Não é o único que está anestesiado. Nas férias, vejo famílias inteiras a jantar em silêncio, cada um agarrado ao seu telefone. Crianças pequenas de olhos vazios em frente a vídeos curtos que se sucedem, estridentes e coloridos, de grandes phones nas orelhas para assegurar que o mundo que as rodeia não lhes entra pelos ouvidos.
“Os meus alunos têm duas mãos esquerdas. Não conseguem fazer nada com os dedos”, queixa-se um professor, que regressou ao ensino das artes depois de um interregno de dez anos na docência. Encontrou um mundo novo. “Não lhes consigo captar a atenção para nada que dure mais de dez minutos”. O excesso de estímulos tornou-os insensíveis, irrequietos, incapazes de contemplação, sem ferramentas para lidar com a frustração e o tédio e, em consequência, esvaziados de criatividade e empatia.
Estão em silêncio. Há quem se alegre com isso e forneça mais uma dose de ecrãs em busca de sossego. Há quem se assuste com isso. Como aquele professor de secundário que contou uma vez como parou diante da porta da sala que o horário lhe indicava, com uma dúvida. “Como é possível estar tudo tão silencioso? Já deu o toque de entrada”. Intrigado, espreitou para dentro. Lá estava uma sala inteira de adolescentes imersos no silêncio sepulcral da internet. “Tão diferente da minha juventude”, pensou, com um amargo de boca.
Parecem fechados para dentro, mas estão de portas escancaradas para o mundo. Os desconhecidos entram-lhes no quarto a meio da noite. As crianças a quem costumávamos ensinar a não aceitar doces de estranhos passam agora horas a falar com eles, confessando-lhes os segredos, aprendendo-lhes os valores, seguindo-lhes os exemplos nos vídeos de Youtube que parecem tão inofensivos, mas que não nos damos ao trabalho de ver, nos posts de Instagram, que lhes moldam os sonhos, nas dancinhas do Tik Tok, que os absorvem até à alienação. Não admira que deixemos de reconhecer os filhos que, no fundo, não criámos.
A vida torna-se num jogo de recompensas imediatas. A gratificação tem de ser instantânea. E se for só um bocadinho? O ex-editor da revista Wired Chris Anderson disse uma vez que, numa escala do açúcar ao crack, os ecrãs estão mais perto do crack. “Os jogos hoje não são como os do nosso tempo. Nós jogávamos contra o computador. Os miúdos jogam em rede e o jogo não tem fim”, explica-me um amigo engenheiro informático, garantindo que estes novos videojogos são desenhados para ser altamente aditivos. “Está fora de questão deixar os meus filhos jogar online antes dos 16 anos”.
Logo alguém virá acusá-lo de querer parar o vento com as mãos, de impedir os filhos de chegar aos prodígios da civilização digital.
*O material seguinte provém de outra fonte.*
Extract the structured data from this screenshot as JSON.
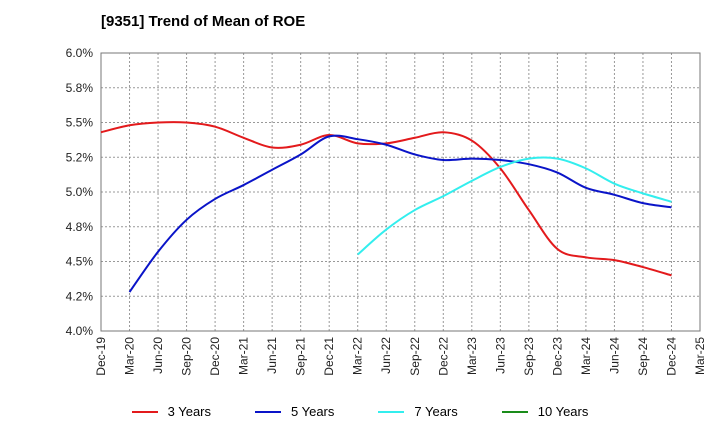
{
  "chart_data": {
    "type": "line",
    "title": "[9351]  Trend of Mean of ROE",
    "xlabel": "",
    "ylabel": "",
    "x_ticks": [
      "Dec-19",
      "Mar-20",
      "Jun-20",
      "Sep-20",
      "Dec-20",
      "Mar-21",
      "Jun-21",
      "Sep-21",
      "Dec-21",
      "Mar-22",
      "Jun-22",
      "Sep-22",
      "Dec-22",
      "Mar-23",
      "Jun-23",
      "Sep-23",
      "Dec-23",
      "Mar-24",
      "Jun-24",
      "Sep-24",
      "Dec-24",
      "Mar-25"
    ],
    "y_ticks": [
      "4.0%",
      "4.2%",
      "4.5%",
      "4.8%",
      "5.0%",
      "5.2%",
      "5.5%",
      "5.8%",
      "6.0%"
    ],
    "ylim": [
      4.0,
      6.0
    ],
    "grid": true,
    "legend_position": "bottom",
    "series": [
      {
        "name": "3 Years",
        "color": "#e31a1c",
        "x": [
          "Dec-19",
          "Mar-20",
          "Jun-20",
          "Sep-20",
          "Dec-20",
          "Mar-21",
          "Jun-21",
          "Sep-21",
          "Dec-21",
          "Mar-22",
          "Jun-22",
          "Sep-22",
          "Dec-22",
          "Mar-23",
          "Jun-23",
          "Sep-23",
          "Dec-23",
          "Mar-24",
          "Jun-24",
          "Sep-24",
          "Dec-24"
        ],
        "values": [
          5.43,
          5.48,
          5.5,
          5.5,
          5.47,
          5.39,
          5.32,
          5.34,
          5.41,
          5.35,
          5.35,
          5.39,
          5.43,
          5.37,
          5.17,
          4.87,
          4.59,
          4.53,
          4.51,
          4.46,
          4.4
        ]
      },
      {
        "name": "5 Years",
        "color": "#0a14c8",
        "x": [
          "Mar-20",
          "Jun-20",
          "Sep-20",
          "Dec-20",
          "Mar-21",
          "Jun-21",
          "Sep-21",
          "Dec-21",
          "Mar-22",
          "Jun-22",
          "Sep-22",
          "Dec-22",
          "Mar-23",
          "Jun-23",
          "Sep-23",
          "Dec-23",
          "Mar-24",
          "Jun-24",
          "Sep-24",
          "Dec-24"
        ],
        "values": [
          4.28,
          4.57,
          4.8,
          4.95,
          5.05,
          5.16,
          5.27,
          5.4,
          5.38,
          5.34,
          5.27,
          5.23,
          5.24,
          5.23,
          5.2,
          5.14,
          5.03,
          4.98,
          4.92,
          4.89
        ]
      },
      {
        "name": "7 Years",
        "color": "#33eeee",
        "x": [
          "Mar-22",
          "Jun-22",
          "Sep-22",
          "Dec-22",
          "Mar-23",
          "Jun-23",
          "Sep-23",
          "Dec-23",
          "Mar-24",
          "Jun-24",
          "Sep-24",
          "Dec-24"
        ],
        "values": [
          4.55,
          4.73,
          4.87,
          4.97,
          5.08,
          5.18,
          5.24,
          5.24,
          5.17,
          5.06,
          4.99,
          4.93
        ]
      },
      {
        "name": "10 Years",
        "color": "#1a8c1a",
        "x": [],
        "values": []
      }
    ]
  }
}
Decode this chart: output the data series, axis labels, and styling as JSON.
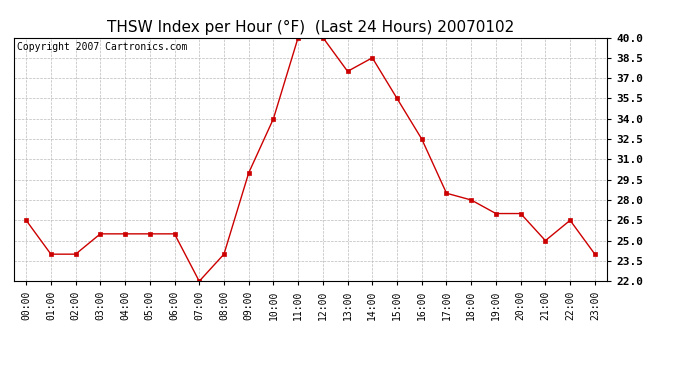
{
  "title": "THSW Index per Hour (°F)  (Last 24 Hours) 20070102",
  "copyright": "Copyright 2007 Cartronics.com",
  "hours": [
    "00:00",
    "01:00",
    "02:00",
    "03:00",
    "04:00",
    "05:00",
    "06:00",
    "07:00",
    "08:00",
    "09:00",
    "10:00",
    "11:00",
    "12:00",
    "13:00",
    "14:00",
    "15:00",
    "16:00",
    "17:00",
    "18:00",
    "19:00",
    "20:00",
    "21:00",
    "22:00",
    "23:00"
  ],
  "values": [
    26.5,
    24.0,
    24.0,
    25.5,
    25.5,
    25.5,
    25.5,
    22.0,
    24.0,
    30.0,
    34.0,
    40.0,
    40.0,
    37.5,
    38.5,
    35.5,
    32.5,
    28.5,
    28.0,
    27.0,
    27.0,
    25.0,
    26.5,
    24.0
  ],
  "line_color": "#cc0000",
  "marker_color": "#cc0000",
  "bg_color": "#ffffff",
  "plot_bg_color": "#ffffff",
  "grid_color": "#bbbbbb",
  "ylim": [
    22.0,
    40.0
  ],
  "ytick_min": 22.0,
  "ytick_max": 40.0,
  "ytick_step": 1.5,
  "title_fontsize": 11,
  "copyright_fontsize": 7,
  "tick_fontsize": 8,
  "xtick_fontsize": 7
}
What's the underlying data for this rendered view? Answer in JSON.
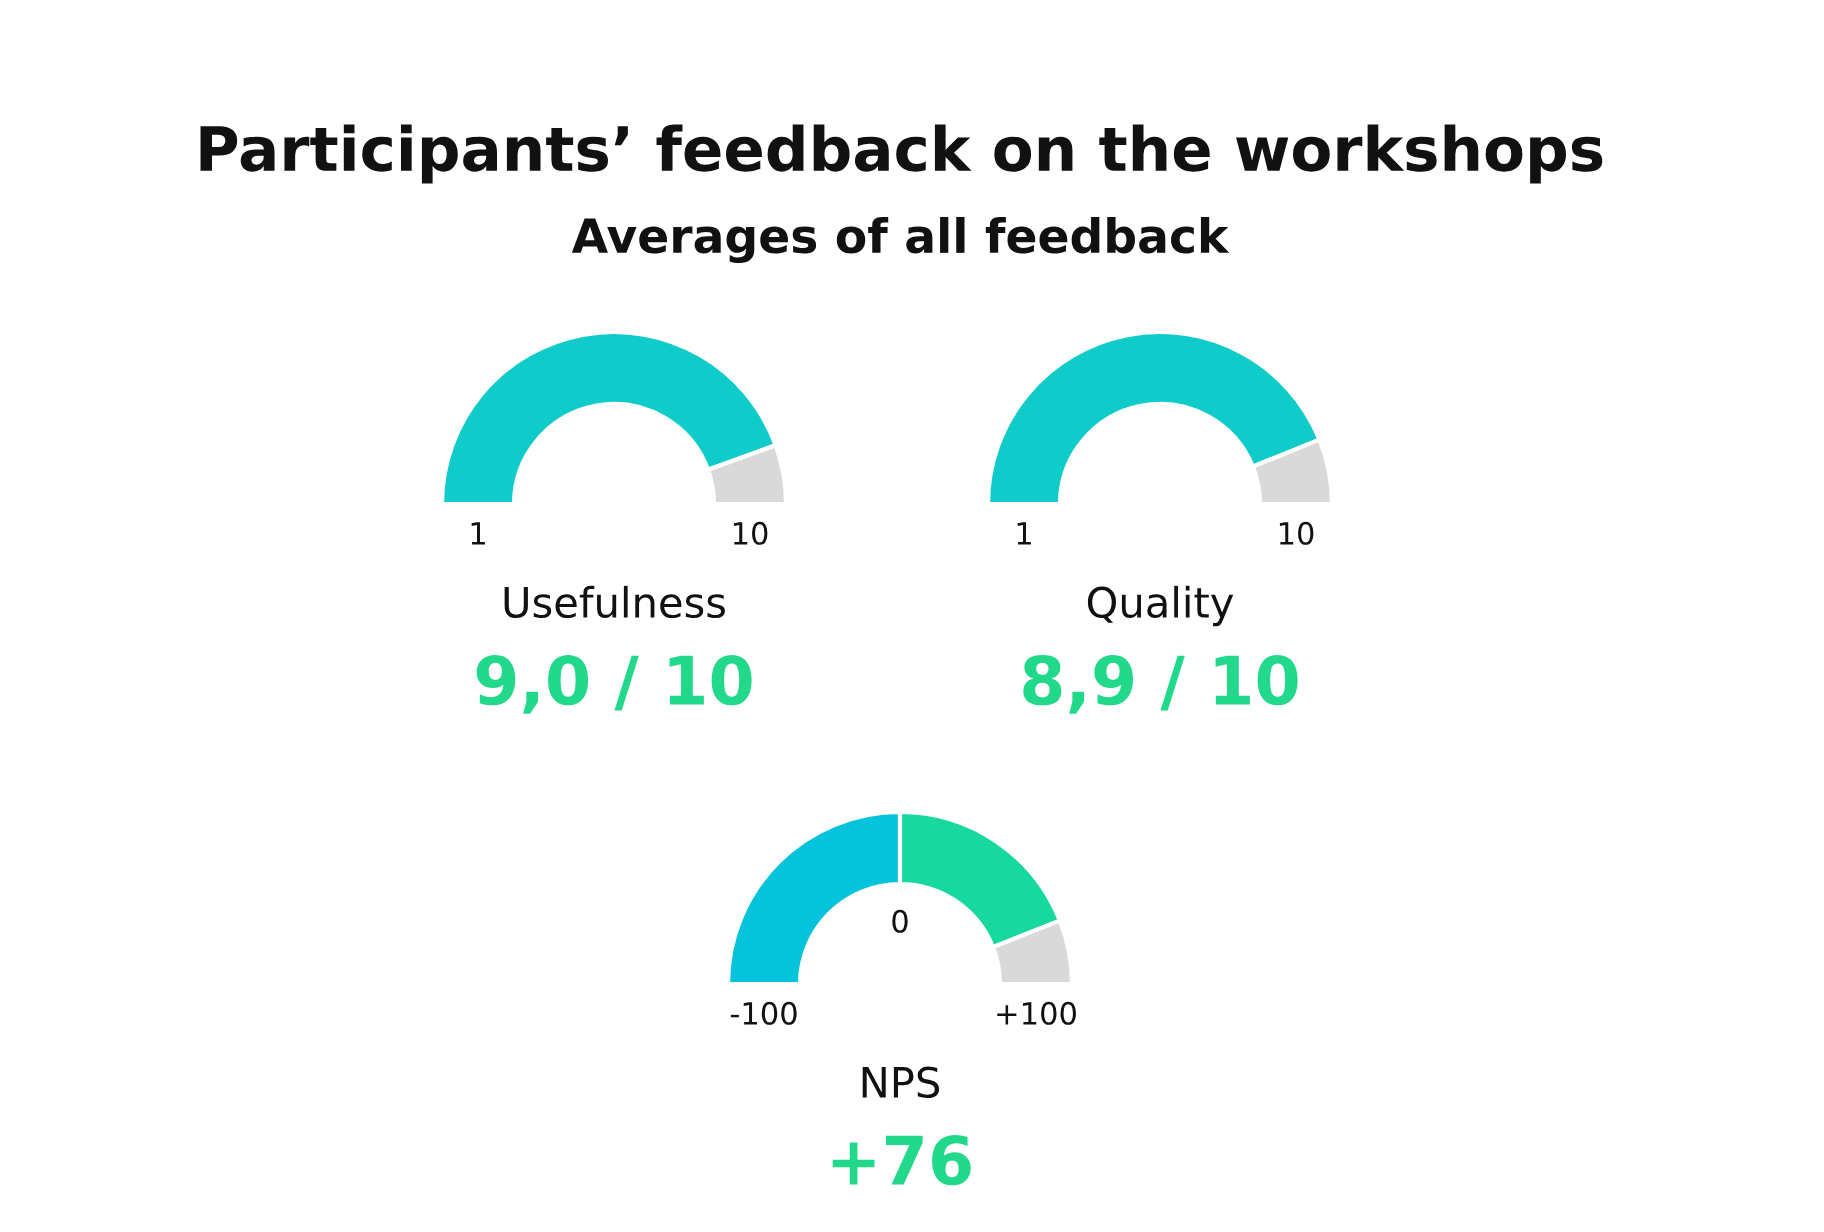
{
  "chart_data": [
    {
      "type": "donut",
      "title": "Participants’ feedback on the workshops",
      "subtitle": "Averages of all feedback",
      "xlabel": "Usefulness",
      "categories": [
        null,
        null
      ],
      "values": [
        88.9,
        11.1
      ],
      "colors": [
        "#0fcccb",
        "#d9d9d9"
      ],
      "annotations": [
        "9,0 / 10",
        "1",
        "10"
      ]
    },
    {
      "type": "donut",
      "xlabel": "Quality",
      "categories": [
        null,
        null
      ],
      "values": [
        87.8,
        12.2
      ],
      "colors": [
        "#0fcccb",
        "#d9d9d9"
      ],
      "annotations": [
        "8,9 / 10",
        "1",
        "10"
      ]
    },
    {
      "type": "donut",
      "xlabel": "NPS",
      "categories": [
        null,
        null,
        null
      ],
      "values": [
        50,
        38,
        12
      ],
      "colors": [
        "#06c3dc",
        "#17d9a0",
        "#d9d9d9"
      ],
      "annotations": [
        "+76",
        "-100",
        "+100",
        "0"
      ]
    }
  ]
}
Mas, por todo o mundo, os filhos das elites começam precisamente a regressar à educação analógica.
Em São Paulo, um grupo de mães de escolas privadas iniciou o movimento Desconecta, para banir os telemóveis do meio escolar. Em França, fazem-se colónias de férias sem internet para garantir o detox digital, na Suécia, regressaram às salas de aulas os livros em papel, no Reino Unido, a Câmara dos Comuns emitiu em maio uma recomendação para banir os telefones do espaço escolar (nem os professores devem ser vistos a usá-los em frente aos alunos) e proibir as redes sociais aos menores de 16 anos. Na Florida, nos Estados Unidos, foi aprovada este ano uma lei que obriga as plataformas das redes sociais a fechar as contas de crianças até aos 14 anos e a garantir o consentimento dos pais para que jovens de 14 e 15 anos as possam usar.
E esta será só mais uma maneira de cavar o fosso da desigualdade entre os que têm acesso a escolas analógicas, brincadeiras ao ar livre, pais com tempo e paciência para jogos e histórias e os que passaram a infância sozinhos em frente a um telefone. “Leu o Admirável Mundo Novo? A certa altura temos exatamente aquilo. Temos a casta dos alfas que consegue pensar, que tem informação de contexto, vocabulário, que consegue concentrar-se. São intelectualmente saudáveis. E depois temos a casta dos gama, uma enorme população que vai comprar pão, vai ao restaurante, fazem tudo mas não têm outras competências para pensar o mundo”. Quem o disse foi o neurocientista francês Michel Desmurget, numa entrevista ao jornal i em 2021, depois de lançar o livro “A Fábrica de Cretinos Digitais”.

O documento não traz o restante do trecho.